Eu não conseguia ver qual era a real gravidade de tudo aquilo, Ricardo tentou me agarrar, Mathias fez com que ele caísse fora e ponto final, não havia algo tão ruim naquilo tudo.
- Ricardo? O que ele poderia fazer de tão grave? - o mistério da conversa me afligia.
- Ricardo é um verme!
Fiz uma careta para ele, não entendia o ódio que ele demonstrava sentir enquanto falava.
- Ah, você não sabe mesmo - afirmou.
- Vai me contar ou o vou ter que ir embora para pesquisar no Google? - saí de baixo dos seus braços e sentei de frente para ele.
- Ano passado, antes de você começar o estágio, Ricardo foi acusado de abuso sexual - eu via a repulsa nos olhos de Mathias. - Não sei exatamente onde e como foi, a única coisa que ficamos sabendo é que ele realmente era culpado e ninguém duvidou disso, pois todo mundo sabia que ele bebia demais e, eventualmente drogava-se.
As órbitas dos meus olhos quase caíram para fora. A estranheza de Ricardo não era novidade para ninguém, mas enlouquecer e abusar sexualmente de alguém era mais que estranheza, era doença.
- Ele não foi preso? - eu estava chocada.
- Foi, mas logo foi solto, os pais dele são ricos, não deve ter passado uma noite na cadeia. O assunto é proibido dentro da agência, porque como você deve saber Ricardo é filho dos donos.
- Eu não sabia, não fazia a menor idéia, não sabia de nada disso.
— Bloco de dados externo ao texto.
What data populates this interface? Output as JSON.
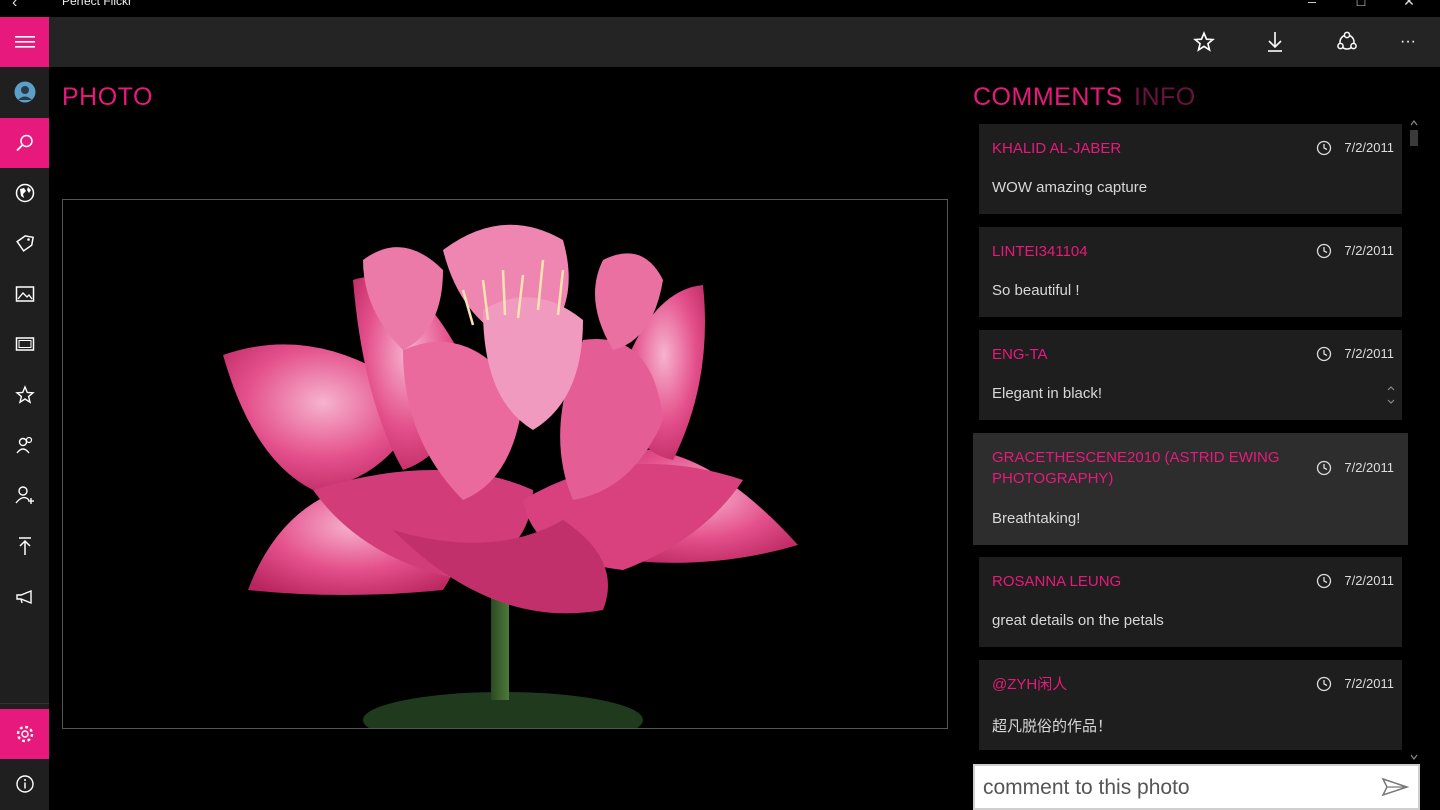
{
  "window": {
    "title": "Perfect Flickr"
  },
  "sidebar": {
    "items": [
      {
        "icon": "avatar"
      },
      {
        "icon": "search-icon"
      },
      {
        "icon": "globe-icon"
      },
      {
        "icon": "tag-icon"
      },
      {
        "icon": "image-icon"
      },
      {
        "icon": "album-icon"
      },
      {
        "icon": "star-icon"
      },
      {
        "icon": "people-icon"
      },
      {
        "icon": "add-contact-icon"
      },
      {
        "icon": "upload-icon"
      },
      {
        "icon": "megaphone-icon"
      }
    ],
    "bottom": [
      {
        "icon": "settings-icon"
      },
      {
        "icon": "info-icon"
      }
    ]
  },
  "toolbar": {
    "icons": [
      "star-icon",
      "download-icon",
      "share-icon",
      "more-icon"
    ],
    "more_label": "···"
  },
  "photo": {
    "header": "PHOTO"
  },
  "panel": {
    "tabs": [
      {
        "label": "COMMENTS"
      },
      {
        "label": "INFO"
      }
    ],
    "comments": [
      {
        "author": "KHALID AL-JABER",
        "date": "7/2/2011",
        "text": "WOW amazing capture"
      },
      {
        "author": "LINTEI341104",
        "date": "7/2/2011",
        "text": "So beautiful !"
      },
      {
        "author": "ENG-TA",
        "date": "7/2/2011",
        "text": "Elegant in black!"
      },
      {
        "author": "GRACETHESCENE2010 (ASTRID EWING PHOTOGRAPHY)",
        "date": "7/2/2011",
        "text": "Breathtaking!"
      },
      {
        "author": "ROSANNA LEUNG",
        "date": "7/2/2011",
        "text": "great details on the petals"
      },
      {
        "author": "@ZYH闲人",
        "date": "7/2/2011",
        "text": "超凡脱俗的作品！"
      }
    ],
    "input_placeholder": "comment to this photo"
  },
  "colors": {
    "accent": "#e8197d",
    "accent_dim": "#6b1240",
    "background": "#000000",
    "sidebar": "#1f1f1f",
    "card": "#1e1e1e"
  }
}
Era esse o motivo de todo o mistério, Ricardo não queria que eu descobrisse o passado dele, por isso sumia quando eu perguntava algo que pudesse entregar tudo. As poucas vezes que o encontrei na agência contou-me alguma história sobre divulgação de shows e foi embora. Esse era o x da questão, o passado.
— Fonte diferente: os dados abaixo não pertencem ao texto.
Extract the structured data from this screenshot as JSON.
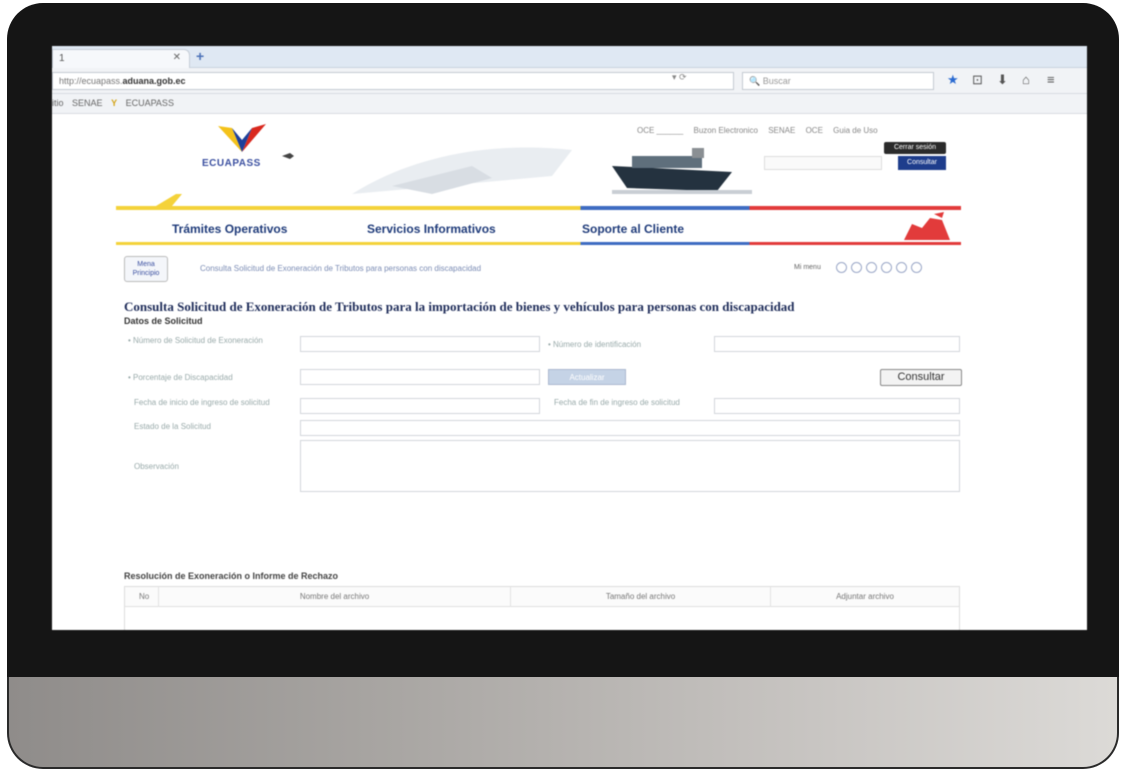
{
  "browser": {
    "tab_title": "1",
    "url_prefix": "http://ecuapass.",
    "url_domain": "aduana.gob.ec",
    "search_placeholder": "Buscar",
    "bookmarks": [
      "itio",
      "SENAE",
      "ECUAPASS"
    ]
  },
  "header": {
    "logo_text": "ECUAPASS",
    "top_links": [
      "OCE ______",
      "Buzon Electronico",
      "SENAE",
      "OCE",
      "Guia de Uso"
    ],
    "cerrar_label": "Cerrar sesión",
    "consultar_small": "Consultar"
  },
  "menu": [
    "Trámites Operativos",
    "Servicios Informativos",
    "Soporte al Cliente"
  ],
  "breadcrumb": {
    "home": "Mena Principio",
    "path": "Consulta Solicitud de Exoneración de Tributos para personas con discapacidad",
    "steps_label": "Mi menu"
  },
  "form": {
    "title": "Consulta Solicitud de Exoneración de Tributos para la importación de bienes y vehículos para personas con discapacidad",
    "section_title": "Datos de Solicitud",
    "numero_label": "• Número de Solicitud de Exoneración",
    "identificacion_label": "• Número de identificación",
    "porcentaje_label": "• Porcentaje de Discapacidad",
    "actualizar_label": "Actualizar",
    "consultar_label": "Consultar",
    "fecha_inicio_label": "Fecha de inicio de ingreso de solicitud",
    "fecha_fin_label": "Fecha de fin de ingreso de solicitud",
    "estado_label": "Estado de la Solicitud",
    "observacion_label": "Observación"
  },
  "attachments": {
    "title": "Resolución de Exoneración o Informe de Rechazo",
    "columns": [
      "No",
      "Nombre del archivo",
      "Tamaño del archivo",
      "Adjuntar archivo"
    ]
  },
  "colors": {
    "accent_blue": "#1f3b7a",
    "yellow": "#f4d23a",
    "red": "#e23b3b"
  }
}
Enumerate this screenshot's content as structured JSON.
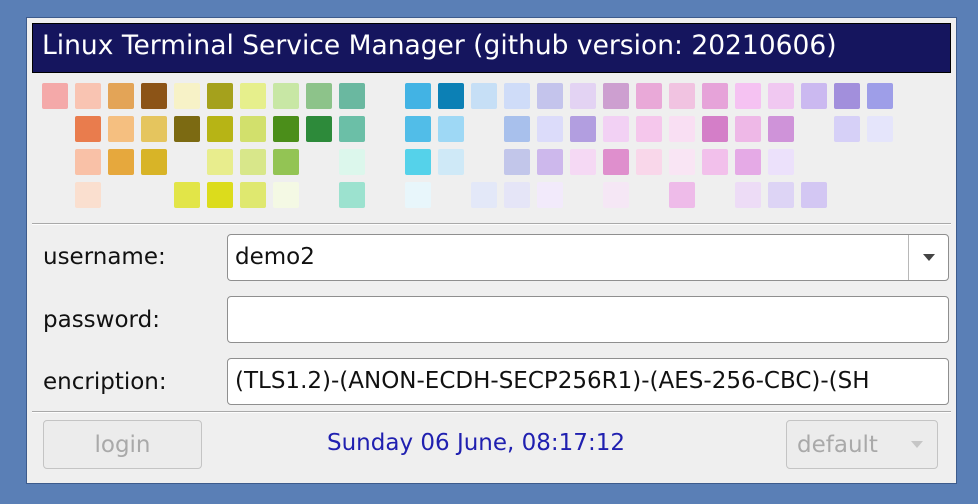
{
  "window": {
    "title": "Linux Terminal Service Manager (github version: 20210606)"
  },
  "colors": {
    "desktop": "#5a7fb6",
    "titlebar": "#15155e",
    "datetime": "#2020b0",
    "pixel_grid": [
      [
        "#f4a9a9",
        "#f9c4b2",
        "#e3a457",
        "#8c5417",
        "#f7f2c7",
        "#a5a11c",
        "#e6ef8c",
        "#c8e7a5",
        "#8dc38a",
        "#6ab8a0",
        "",
        "#42b3e4",
        "#0c80b5",
        "#c6dff6",
        "#cfdcf8",
        "#c4c4ec",
        "#e3d3f3",
        "#cd9fd0",
        "#e9a9d8",
        "#f1c3e1",
        "#e6a3d9",
        "#f5c2f2",
        "#f0c8f1",
        "#cbb9f0",
        "#a28fdc",
        "#9e9ee8"
      ],
      [
        "",
        "#e97c4d",
        "#f5bf80",
        "#e5c55e",
        "#7c6a12",
        "#b7b415",
        "#d2e06c",
        "#4b8e1a",
        "#2d8a3a",
        "#6bbfa7",
        "",
        "#51bde8",
        "#9ed8f5",
        "",
        "#a8c0ec",
        "#dcdcfa",
        "#b29ee0",
        "#f2d1f4",
        "#f5c7ec",
        "#f9dff3",
        "#d47ec8",
        "#eeb8e7",
        "#cf93d9",
        "",
        "#d6d0f7",
        "#e5e5fb"
      ],
      [
        "",
        "#f9c1a7",
        "#e6a83d",
        "#d8b427",
        "",
        "#e8ed8d",
        "#d8e78a",
        "#93c454",
        "",
        "#dcf7ec",
        "",
        "#55d2ea",
        "#cfe9f7",
        "",
        "#c2c6ea",
        "#cdb8ec",
        "#f5d9f4",
        "#df8fcd",
        "#f9d7ea",
        "#f9e5f4",
        "#f2c0eb",
        "#e5aae6",
        "#ece1fb",
        "",
        "",
        ""
      ],
      [
        "",
        "#fadfcf",
        "",
        "",
        "#e2e548",
        "#dcdc1c",
        "#dfe86f",
        "#f4f9e4",
        "",
        "#9ce2cf",
        "",
        "#e8f6fb",
        "",
        "#e3e8f8",
        "#e5e5f7",
        "#f2eafb",
        "",
        "#f5e7f5",
        "",
        "#eebbe9",
        "",
        "#eddcf6",
        "#ddd4f5",
        "#d3c7f3",
        "",
        ""
      ]
    ]
  },
  "form": {
    "username": {
      "label": "username:",
      "value": "demo2"
    },
    "password": {
      "label": "password:",
      "value": ""
    },
    "encryption": {
      "label": "encription:",
      "value": "(TLS1.2)-(ANON-ECDH-SECP256R1)-(AES-256-CBC)-(SH"
    }
  },
  "footer": {
    "login_label": "login",
    "datetime": "Sunday 06 June, 08:17:12",
    "default_label": "default"
  },
  "icons": {
    "username_dropdown": "chevron-down-icon",
    "default_dropdown": "chevron-down-icon"
  }
}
- Então era isso! - exclamei.
- Isso o quê? - perguntou Mathias.
- Era por isso que ele fugia de toda e qualquer pergunta que eu fazia - isso não era bem uma resposta a Mathias, mas sim uma resposta a mim mesma.
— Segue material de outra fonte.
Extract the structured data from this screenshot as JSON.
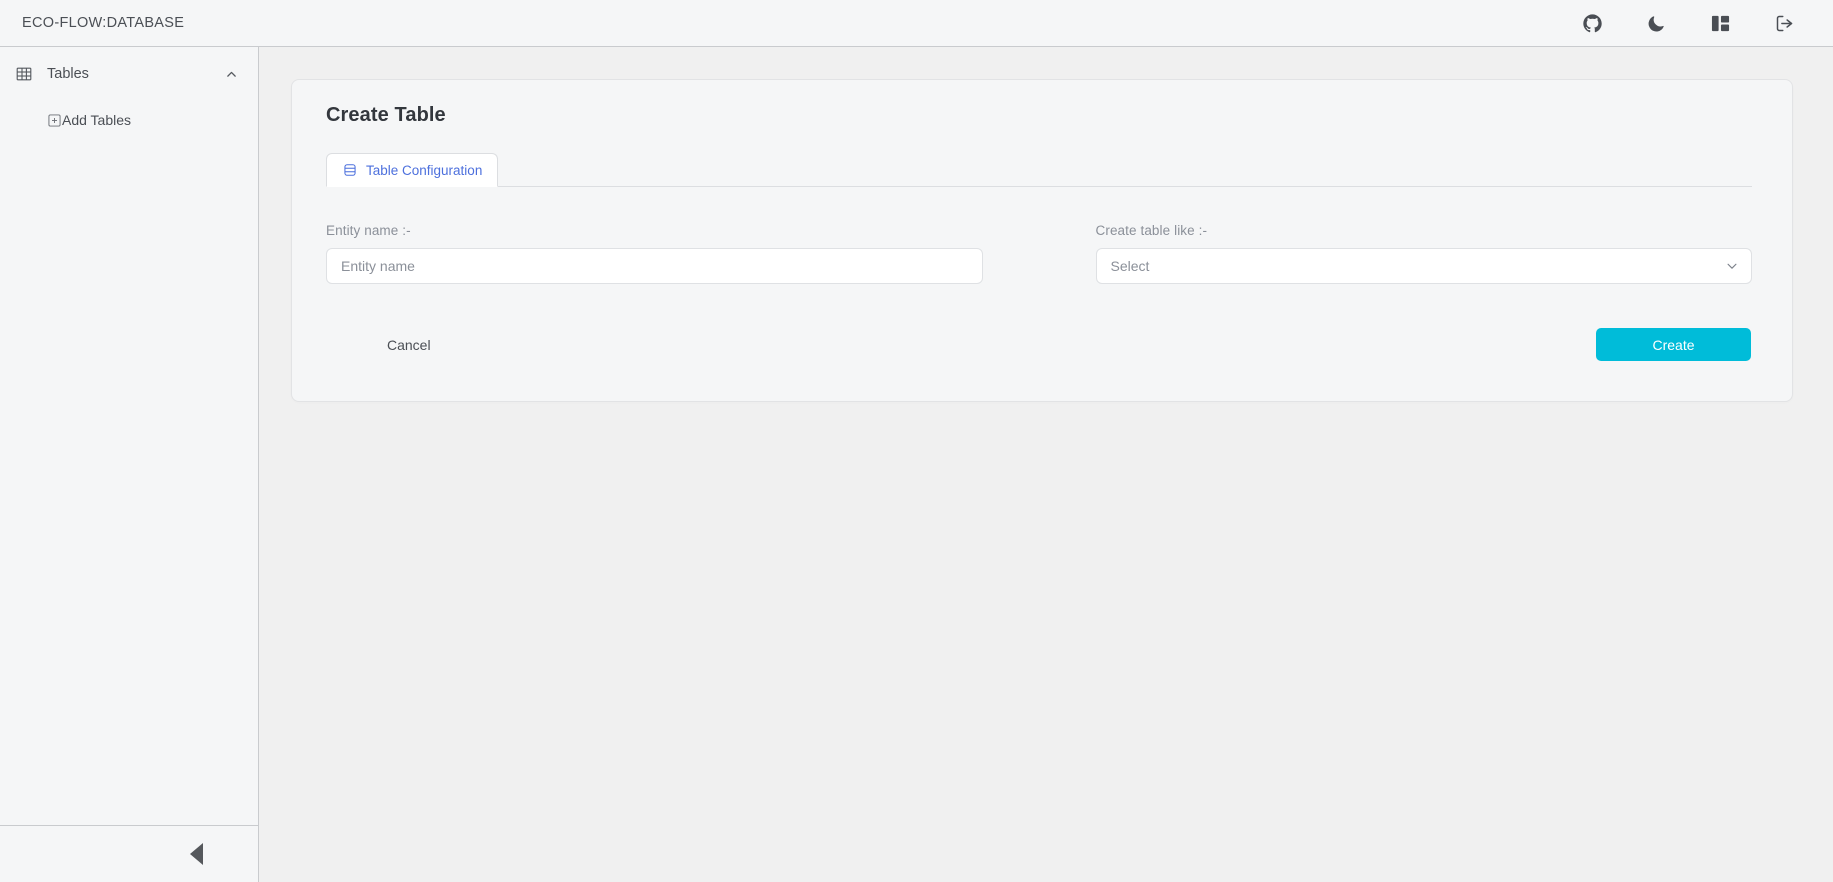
{
  "header": {
    "brand": "ECO-FLOW:DATABASE",
    "actions": [
      {
        "name": "github-icon",
        "label": "GitHub"
      },
      {
        "name": "moon-icon",
        "label": "Dark mode"
      },
      {
        "name": "layout-icon",
        "label": "Layout"
      },
      {
        "name": "logout-icon",
        "label": "Logout"
      }
    ]
  },
  "sidebar": {
    "group": {
      "icon": "table-icon",
      "label": "Tables",
      "chevron": "chevron-up-icon",
      "expanded": true
    },
    "items": [
      {
        "icon": "add-box-icon",
        "label": "Add Tables"
      }
    ],
    "collapse": {
      "icon": "caret-left-icon",
      "label": "Collapse sidebar"
    }
  },
  "main": {
    "card_title": "Create Table",
    "tabs": [
      {
        "icon": "database-icon",
        "label": "Table Configuration",
        "active": true
      }
    ],
    "form": {
      "entity_name": {
        "label": "Entity name :-",
        "placeholder": "Entity name",
        "value": ""
      },
      "create_table_like": {
        "label": "Create table like :-",
        "selected": "Select",
        "options": [
          "Select"
        ]
      }
    },
    "buttons": {
      "cancel": "Cancel",
      "create": "Create"
    }
  },
  "colors": {
    "accent": "#00bcd9",
    "tab_active_text": "#4d70dd",
    "panel_bg": "#f5f6f7",
    "page_bg": "#f0f0f0",
    "border": "#c9cbce"
  }
}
- Há quanto tempo você conversa com esse monstro? - perguntou assustado.
- Sei lá, antes da agência ainda. Ele sempre freqüentou os mesmos lugares que eu, mas a gente não conversava muito, não sei como explicar, alguma coisa sempre me repelia dele, foram sempre conversas curtas e se ele não fugisse com alguma pergunta minha, eu sentia um medo inexplicável e desaparecia antes que ele pudesse responder.
A confusão que passou pelos olhos me Mathias não era a metade da confusão que se debatia dentro de minha cabeça.
- Essa foi a primeira vez que ele tentou te pegar a força?
- Foi e acho que ele não me machucaria - disse.
- Por quê? Iria bater nele? - zombou.
- Não - estava pensando demais para rir das piadinhas dele. - Ele gosta de mim.
Mathias pareceu chocado, seu rosto ficou severo como se tivesse ouvido um insulto.
- Gosta de você? Ele te persegue, te observa enquanto você trabalha, ninguém me contou eu o vi parado no corredor olhando para você. Vai dizer que nunca o viu lá parado feito um ás de paus? - esbravejou.